Corrente de solidariedade ajuda Cruz Vermelha em Castro a enfrentar momento mais desafiador na área da saúde

Corrente de solidariedade ajuda Cruz Vermelha em Castro a enfrentar momento mais desafiador na área da saúde

Luana Dias

Diante de uma das mais árduas missões de sua trajetória, o Hospital Cruz Vermelha, de Castro, e os profissionais que trabalham na unidade se depararam com uma corrente de solidariedade, que segundo a diretoria administrativa, Eliana Reinaldo, vem fazendo toda a diferença. O Hospital, assim como muitos outros de todo Brasil, enfrenta dificuldades desde o início da pandemia, e, há pouco mais de dois meses passou a atender pacientes de Covid.

Ao incumbir-se também da demanda gerada pela pandemia, abrindo as portas para pacientes de diversas cidades onde faltam vagas, o Hospital se viu abraçado pela comunidade, conforme explicou a diretora. “Começamos a atender pacientes de Covid porque era algo extremamente necessário de ser feito, afinal, em um hospital enorme como este, havia espaço ocioso e o Paraná inteiro estava precisando de vaga. Só que esta época de pandemia tem judiado muito de todos os hospitais, e se o SUS já era deficitário, como já sabemos, agora vem sendo ainda mais penalizado, só que de repente nós começamos a ser procurados por igrejas da cidade e por muitas pessoas da comunidade, dispostas a ajudar. A ajuda tem vido inclusive de pacientes que passaram por aqui e de seus familiares, e tudo tem contribuído muito”, contou emocionada à reportagem.
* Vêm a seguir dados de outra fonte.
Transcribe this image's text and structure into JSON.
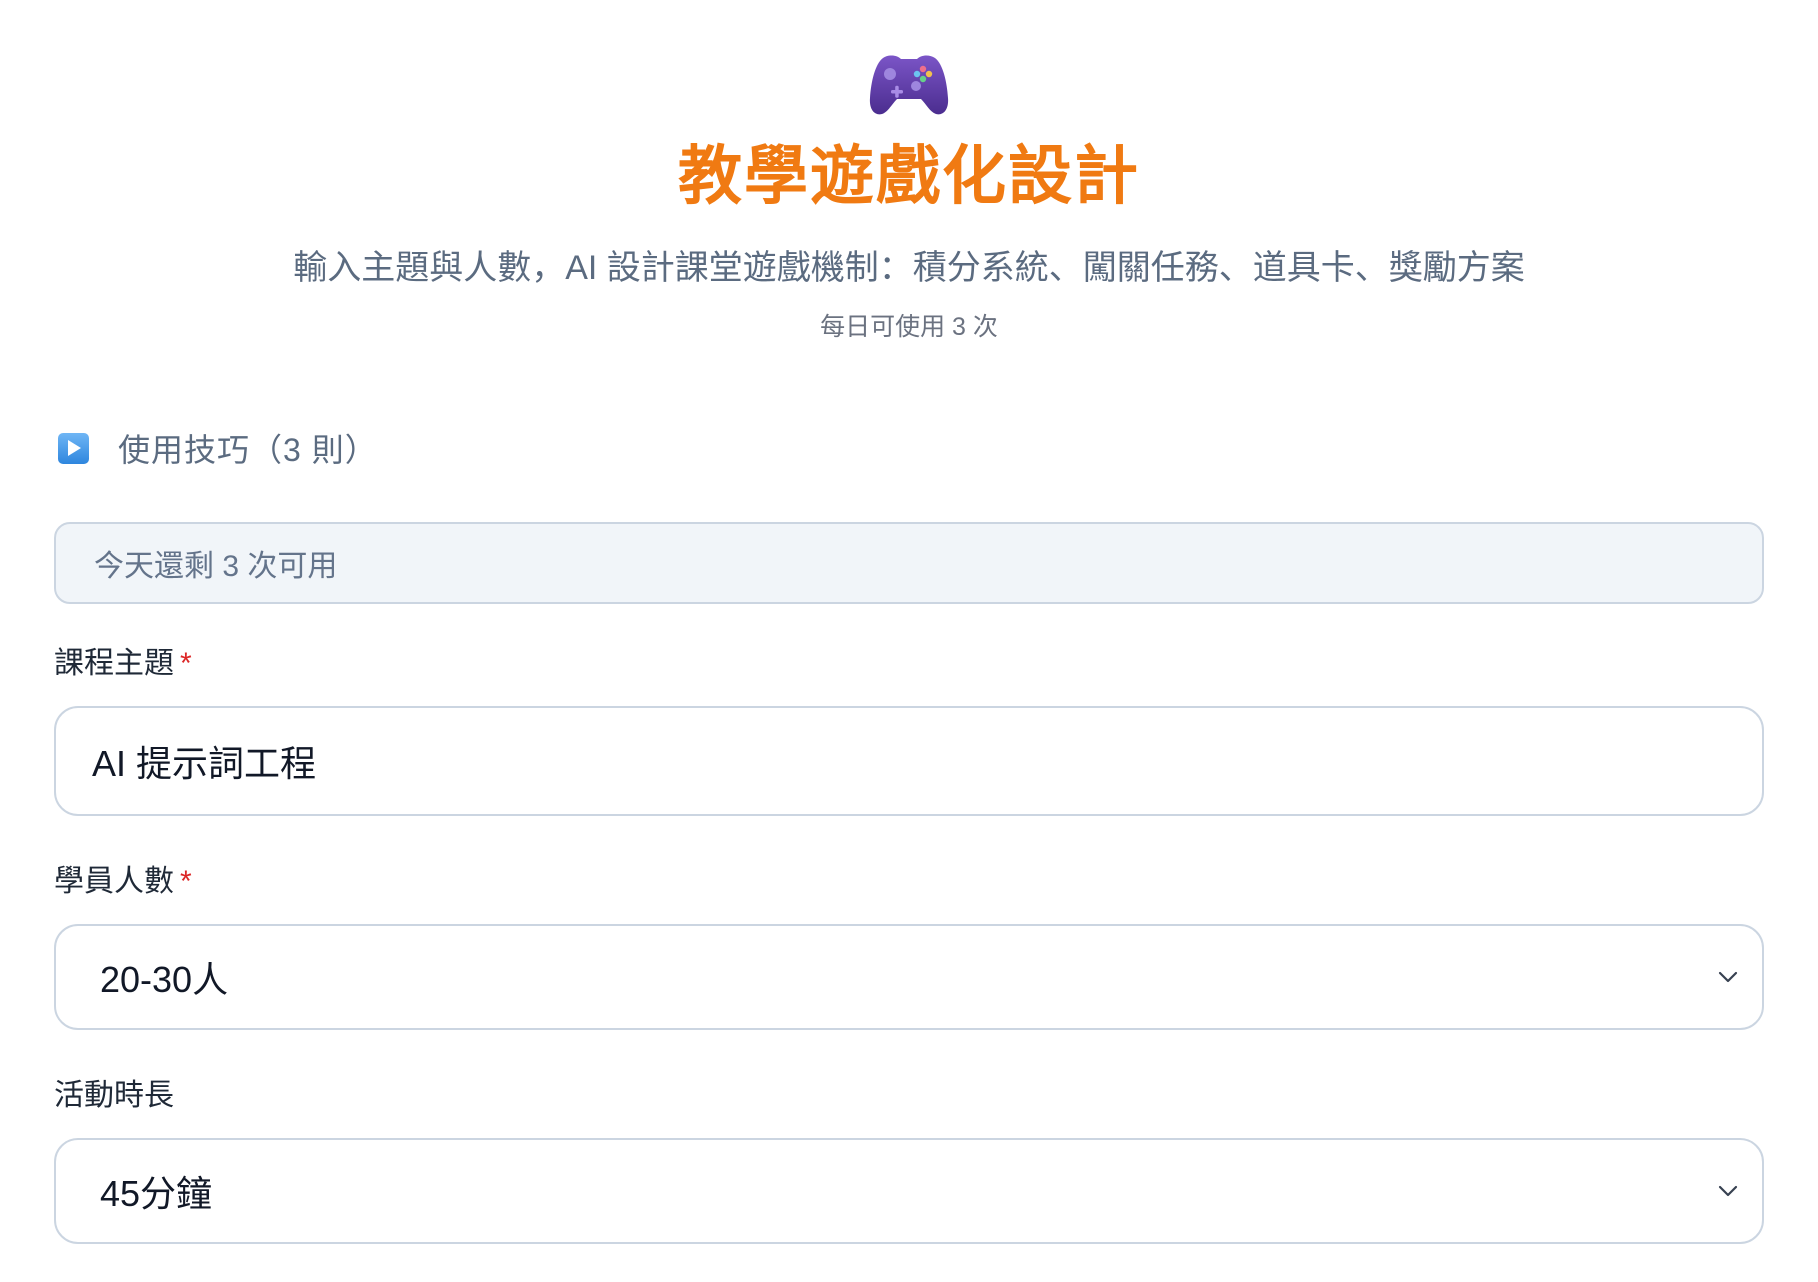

Conforme destacou a diretora, com a ajuda voluntária o hospital passou a receber diversas formas de doação, como por exemplo, de respiradores, por parte de empresas, conserto de alguns equipamentos e até de água mineral, item que gera grande demanda na unidade. O consumo mensal de água do Hospital, devido a todos os serviços prestados, gera conta de 40 mil reais. Com apoio da comunidade, agora vem sendo feita uma força-tarefa para reativar um poço artesiano que existe no local, que irá reduzir esse gasto fixo. Além das doações e de ajuda em ações como a reativação do poço, funcionários do Hospital e pacientes também têm recebido muitas orações. Alguns grupos religiosos inclusive, vêm até a unidade para cantar e orar, do lado de fora de onde estão os pacientes internados com Covid. “Os religiosos mostraram preocupação e ofereceram ajuda espiritual aos colaboradores, porque eles estão enfrentando uma rotina muito desgastante. Entram as sete da manhã na ala Covid e saem às sete da noite, fazem inclusive as refeições lá dentro. E essas ações têm ajudado a levantar o ânimo até mesmo dos pacientes, na primeira semana, por exemplo, teve um pessoal que fez apresentação de canto do lado de fora, enviaram para nós desenhos feitos pelas crianças da igreja, vieram até aqui para fazer oração, isso tudo tem feito a diferença”, ressalta.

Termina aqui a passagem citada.